Em virtude de uma visão patrimonialista, a família era tida como uma instituição, quase considerada como um ente independente de seus membros, e que deveria ser protegida a todo custo, inclusive em prejuízo dos indivíduos que a formavam, esses deviam viver em prol desta, e pela sua manutenção, ainda que significasse abdicar de seus legítimos sentimento e realizações pessoais.
De forma elucidativa, maria Berenice Dias3 descreve a família regulamentada pelo CC de 1916:
Em uma sociedade conservadora, para merecer aceitação social e reconhecimento jurídico, o núcleo familiar dispunha de perfil hierarquizado e patriarcal. Necessitava ser chancelado pelo que se convencionou chamar de matrimônio. A família tinha formação extensiva, verdadeira comunidade rural, integrada por todos os parentes, formando unidade de produção, com amplo incentivo à procriação. Tratava-se de uma entidade patrimonializada, cujos membros representavam força de trabalho. O crescimento da família ensejava melhores condições de sobrevivência a todos.
1.2. MUDANÇA DE PARADIGMA APÓS CONSTITUIÇÃO FEDERAL DE 1988 – A CONSTITUCIONALIZAÇÃO DO DIREITO CIVIL.
A Constituição Federal de 1988 veio com um regramento que quebrou com todo o tratamento jurídico até então despendido às relações familiares. A Família passa a ser considerada como base da sociedade, à qual o Estado deve assegurar especial proteção. Paulo Lôbo4:
A Constituição de 1988 proclama que a família é a base da sociedade. Aí reside a principal limitação ao Estado. A família não pode ser impunemente violada pelo Estado, porque seria atingida a base da sociedade a que serve o próprio Estado.
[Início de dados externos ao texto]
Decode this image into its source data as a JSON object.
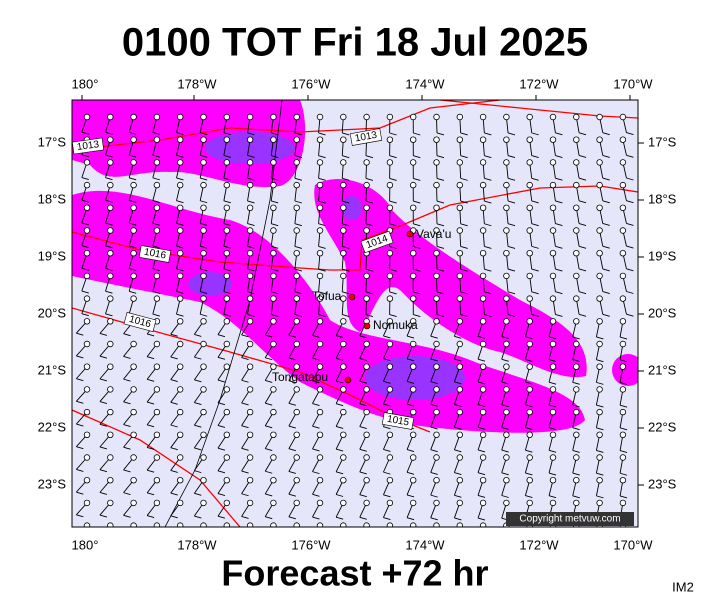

Assim, a família tutelada constitucionalmente, de forma mais adequada à realidade atual, traz uma configuração adaptada as transformações sociais, exigindo, portanto, uma nova fórmula interpretativa, com fundamento em novos princípios, que permitem sua atual compreensão. Nesse sentido, o professor Paulo Lôbo5 leciona:
A família atual parte de princípios básicos, de conteúdo mutante segundo as vicissitudes históricas, culturais e políticas: a liberdade, a igualdade, a solidariedade e a afetividade. Sem eles, é impossível compreendê-la.
A base estruturante da família passa a ser o afeto, este que determinará a existência ou não de uma relação entre as pessoas como família a receber a especial proteção do Estado, independentemente de ter sido ou não formalizada conforme às leis estatais. Chega ao fim o monopólio do matrimônio como critério essencial para a configuração familiar. Tratando desse importante quebra de paradigma, menciona Paulo Lôbo6:
Como a crise é sempre perda de fundamentos, a família atual está matrizada em um fundamento que explica sua função atual: a afetividade. Assim enquanto houver affectio haverá família, unida por laços de liberdade e responsabilidade, e desde que consolidada na simetria, na colaboração, na comunhão de vida não hierarquizada.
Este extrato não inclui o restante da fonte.